Answer
(a) $\frac{d}{{dt}}\left( {{{\bf{r}}_1}\left( t \right)\cdot{{\bf{r}}_2}\left( t \right)} \right){|_{t = 1}} = 4{\rm{e}} + 2$
(b) $\frac{d}{{dt}}\left( {{{\bf{r}}_1}\left( t \right)\cdot{{\bf{r}}_2}\left( t \right)} \right){|_{t = 1}} = 4{\rm{e}} + 2$
Part (a) and part (b) give the same answer.
Work Step by Step
(a) We have ${{\bf{r}}_1}\left( t \right) = \left( {{t^2},1,2t} \right)$ and ${{\bf{r}}_2}\left( t \right) = \left( {1,2,{{\rm{e}}^t}} \right)$.

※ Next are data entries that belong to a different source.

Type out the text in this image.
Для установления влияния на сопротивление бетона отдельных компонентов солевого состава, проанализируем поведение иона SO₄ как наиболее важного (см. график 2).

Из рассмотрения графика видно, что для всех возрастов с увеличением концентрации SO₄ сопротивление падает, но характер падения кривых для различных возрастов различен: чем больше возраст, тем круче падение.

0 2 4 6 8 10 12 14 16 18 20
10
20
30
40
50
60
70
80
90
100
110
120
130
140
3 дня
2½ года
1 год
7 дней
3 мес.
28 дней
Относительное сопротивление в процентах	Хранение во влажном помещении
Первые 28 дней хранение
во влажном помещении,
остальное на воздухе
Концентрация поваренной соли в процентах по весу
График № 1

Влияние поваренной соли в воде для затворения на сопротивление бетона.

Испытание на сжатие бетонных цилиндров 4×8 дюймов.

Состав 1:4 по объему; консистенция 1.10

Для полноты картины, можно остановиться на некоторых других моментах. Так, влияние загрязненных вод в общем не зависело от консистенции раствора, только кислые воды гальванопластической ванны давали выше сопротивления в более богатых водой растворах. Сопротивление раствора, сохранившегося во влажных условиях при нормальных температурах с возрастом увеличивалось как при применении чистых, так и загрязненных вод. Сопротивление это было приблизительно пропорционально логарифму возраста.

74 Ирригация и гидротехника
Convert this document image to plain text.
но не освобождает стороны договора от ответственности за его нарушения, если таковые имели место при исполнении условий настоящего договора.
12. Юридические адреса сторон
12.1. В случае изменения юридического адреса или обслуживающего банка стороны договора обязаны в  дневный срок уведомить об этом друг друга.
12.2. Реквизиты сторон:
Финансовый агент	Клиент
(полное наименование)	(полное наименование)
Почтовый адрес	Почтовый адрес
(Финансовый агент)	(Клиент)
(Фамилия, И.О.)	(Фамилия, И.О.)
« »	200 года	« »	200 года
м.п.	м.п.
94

${{\bf{r}}_1}\left( t \right)\cdot{{\bf{r}}_2}\left( t \right) = \left( {{t^2},1,2t} \right)\cdot\left( {1,2,{{\rm{e}}^t}} \right) = {t^2} + 2 + 2t{{\rm{e}}^t}$
$\frac{d}{{dt}}\left( {{{\bf{r}}_1}\left( t \right)\cdot{{\bf{r}}_2}\left( t \right)} \right){|_{t = 1}} = 2t + 2{{\rm{e}}^t} + 2t{{\rm{e}}^t}{|_{t = 1}} = 2 + 2{\rm{e}} + 2{\rm{e}}$
$\frac{d}{{dt}}\left( {{{\bf{r}}_1}\left( t \right)\cdot{{\bf{r}}_2}\left( t \right)} \right){|_{t = 1}} = 4{\rm{e}} + 2$
(b) By Eq. (4) of Theorem 3,
$\frac{d}{{dt}}\left( {{{\bf{r}}_1}\left( t \right)\cdot{{\bf{r}}_2}\left( t \right)} \right) = \left[ {{{\bf{r}}_1}'\left( t \right)\cdot{{\bf{r}}_2}\left( t \right)} \right] + \left[ {{{\bf{r}}_1}\left( t \right)\cdot{{\bf{r}}_2}'\left( t \right)} \right]$
$\frac{d}{{dt}}\left( {{{\bf{r}}_1}\left( t \right)\cdot{{\bf{r}}_2}\left( t \right)} \right) = \left( {2t,0,2} \right)\cdot\left( {1,2,{{\rm{e}}^t}} \right) + \left( {{t^2},1,2t} \right)\cdot\left( {0,0,{{\rm{e}}^t}} \right)$
$\frac{d}{{dt}}\left( {{{\bf{r}}_1}\left( t \right)\cdot{{\bf{r}}_2}\left( t \right)} \right) = 2t + 2{{\rm{e}}^t} + 2t{{\rm{e}}^t}$
$\frac{d}{{dt}}\left( {{{\bf{r}}_1}\left( t \right)\cdot{{\bf{r}}_2}\left( t \right)} \right){|_{t = 1}} = 2 + 2{\rm{e}} + 2{\rm{e}} = 4{\rm{e}} + 2$
The two answers agree.